5. **Sensitivity analysis.** Recompute across a range of plausible effect sizes and produce a power curve. This is the deliverable, not a single number.
6. **Apply adjustments** for dropout, clustering, and multiplicity.
7. **Report** following the template below.

---

## Reporting template

A defensible power statement contains every input, so a reader could reproduce it.
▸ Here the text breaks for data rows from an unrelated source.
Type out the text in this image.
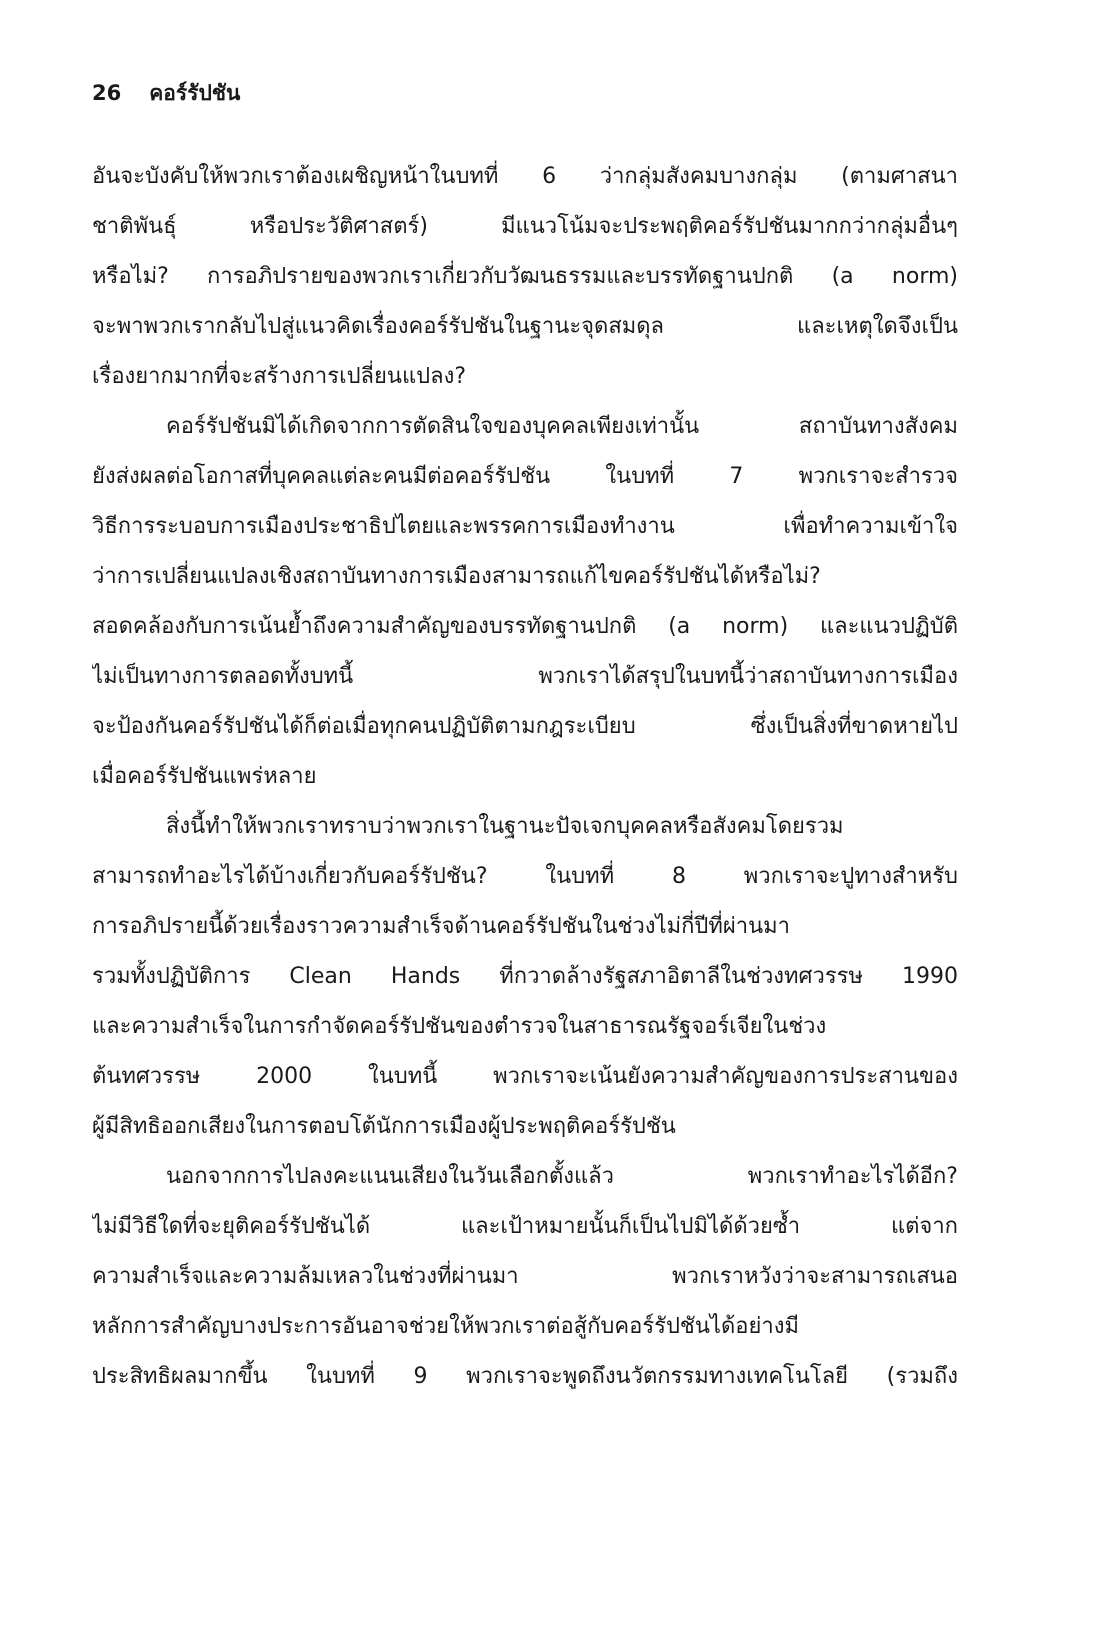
26 คอร์รัปชัน
อันจะบังคับให้พวกเราต้องเผชิญหน้าในบทที่ 6 ว่ากลุ่มสังคมบางกลุ่ม (ตามศาสนา
ชาติพันธุ์ หรือประวัติศาสตร์) มีแนวโน้มจะประพฤติคอร์รัปชันมากกว่ากลุ่มอื่นๆ
หรือไม่? การอภิปรายของพวกเราเกี่ยวกับวัฒนธรรมและบรรทัดฐานปกติ (a norm)
จะพาพวกเรากลับไปสู่แนวคิดเรื่องคอร์รัปชันในฐานะจุดสมดุล และเหตุใดจึงเป็น
เรื่องยากมากที่จะสร้างการเปลี่ยนแปลง?
คอร์รัปชันมิได้เกิดจากการตัดสินใจของบุคคลเพียงเท่านั้น สถาบันทางสังคม
ยังส่งผลต่อโอกาสที่บุคคลแต่ละคนมีต่อคอร์รัปชัน ในบทที่ 7 พวกเราจะสำรวจ
วิธีการระบอบการเมืองประชาธิปไตยและพรรคการเมืองทำงาน เพื่อทำความเข้าใจ
ว่าการเปลี่ยนแปลงเชิงสถาบันทางการเมืองสามารถแก้ไขคอร์รัปชันได้หรือไม่?
สอดคล้องกับการเน้นย้ำถึงความสำคัญของบรรทัดฐานปกติ (a norm) และแนวปฏิบัติ
ไม่เป็นทางการตลอดทั้งบทนี้ พวกเราได้สรุปในบทนี้ว่าสถาบันทางการเมือง
จะป้องกันคอร์รัปชันได้ก็ต่อเมื่อทุกคนปฏิบัติตามกฎระเบียบ ซึ่งเป็นสิ่งที่ขาดหายไป
เมื่อคอร์รัปชันแพร่หลาย
สิ่งนี้ทำให้พวกเราทราบว่าพวกเราในฐานะปัจเจกบุคคลหรือสังคมโดยรวม
สามารถทำอะไรได้บ้างเกี่ยวกับคอร์รัปชัน? ในบทที่ 8 พวกเราจะปูทางสำหรับ
การอภิปรายนี้ด้วยเรื่องราวความสำเร็จด้านคอร์รัปชันในช่วงไม่กี่ปีที่ผ่านมา
รวมทั้งปฏิบัติการ Clean Hands ที่กวาดล้างรัฐสภาอิตาลีในช่วงทศวรรษ 1990
และความสำเร็จในการกำจัดคอร์รัปชันของตำรวจในสาธารณรัฐจอร์เจียในช่วง
ต้นทศวรรษ 2000 ในบทนี้ พวกเราจะเน้นยังความสำคัญของการประสานของ
ผู้มีสิทธิออกเสียงในการตอบโต้นักการเมืองผู้ประพฤติคอร์รัปชัน
นอกจากการไปลงคะแนนเสียงในวันเลือกตั้งแล้ว พวกเราทำอะไรได้อีก?
ไม่มีวิธีใดที่จะยุติคอร์รัปชันได้ และเป้าหมายนั้นก็เป็นไปมิได้ด้วยซ้ำ แต่จาก
ความสำเร็จและความล้มเหลวในช่วงที่ผ่านมา พวกเราหวังว่าจะสามารถเสนอ
หลักการสำคัญบางประการอันอาจช่วยให้พวกเราต่อสู้กับคอร์รัปชันได้อย่างมี
ประสิทธิผลมากขึ้น ในบทที่ 9 พวกเราจะพูดถึงนวัตกรรมทางเทคโนโลยี (รวมถึง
Adapt:

```
A priori power analysis was conducted to determine the sample size needed to detect
a [between-group difference of Cohen's d = 0.50], which we considered the smallest
effect of clinical interest. With α = .05 (two-sided) and power = .80, a two-sample
t-test requires n = 64 per group (128 total; computed with statsmodels 0.14).
Allowing for 20% attrition, we will enrol 160 participants. A sensitivity analysis
showed required n ranges from 45 to 105 per group across plausible effects
d = 0.40–0.60 (Figure X).
```

For simulation: also state the data-generating assumptions (baseline rate, residual SD, ICC, cluster sizes), the number of simulations, and the Monte Carlo CI.

---

## Common pitfalls

1. **Inventing the effect size** or copying an inflated pilot estimate — the most common way power analyses go wrong.
2. **Reporting a single n** instead of a sensitivity range / power curve.
3. **Post-hoc / observed power** — circular and uninformative; use sensitivity analysis or the effect-size CI instead.
4. **Ignoring clustering** (pseudoreplication) — counting cells/measurements as if they were independent subjects.
5. **Forgetting dropout** — powering the analyzed n but enrolling the same number.
6. **Confusing α with power**, or one-sided with two-sided.
7. **Powering only the primary endpoint** while reporting secondary/interaction tests that need far larger n.
8. **Using a t-test formula for a model you won't actually fit** (e.g. planning a logistic regression with a means-based calculation) — match the power method to the planned analysis.

---

## Resources

### Scripts
- `scripts/power.py` — unified closed-form interface (`sample_size`, `power`, `mde`, `power_curve`) over statsmodels/pingouin for all standard tests.
- `scripts/simulate_power.py` — Monte Carlo power harness with `simulate_power()` and `find_sample_size()`, plus worked examples (two-group, logistic regression, cluster-randomized, linear mixed model).

### References
- `references/closed_form_recipes.md` — per-test argument tables and exact statsmodels/pingouin calls, including proportions, chi-square, and regression.
- `references/simulation_based_power.md` — full simulation patterns for GLMs, mixed models, cluster designs, survival, and dropout.
- `references/effect_sizes.md` — choosing effect sizes (SESOI), Cohen's benchmarks, and conversions between d, f, r, η²/f², OR, h, and w.

### Related skills
- **experimental-design** — once you know n, lay out the actual study (randomization, blocking, factorial/DOE, crossover, sequential designs).
- **statistical-analysis** — assumption checks, running the test, effect sizes, and APA reporting after data collection.
- **statsmodels** / **pymc** — fitting the models referenced here.

### Key references
- Cohen, J. (1988). *Statistical Power Analysis for the Behavioral Sciences* (2nd ed.).
- Lakens, D. (2022). *Sample Size Justification*. Collabra: Psychology, 8(1).
- Arnold, B. F. et al. (2011). Simulation methods to estimate design power. *BMC Medical Research Methodology*, 11:94.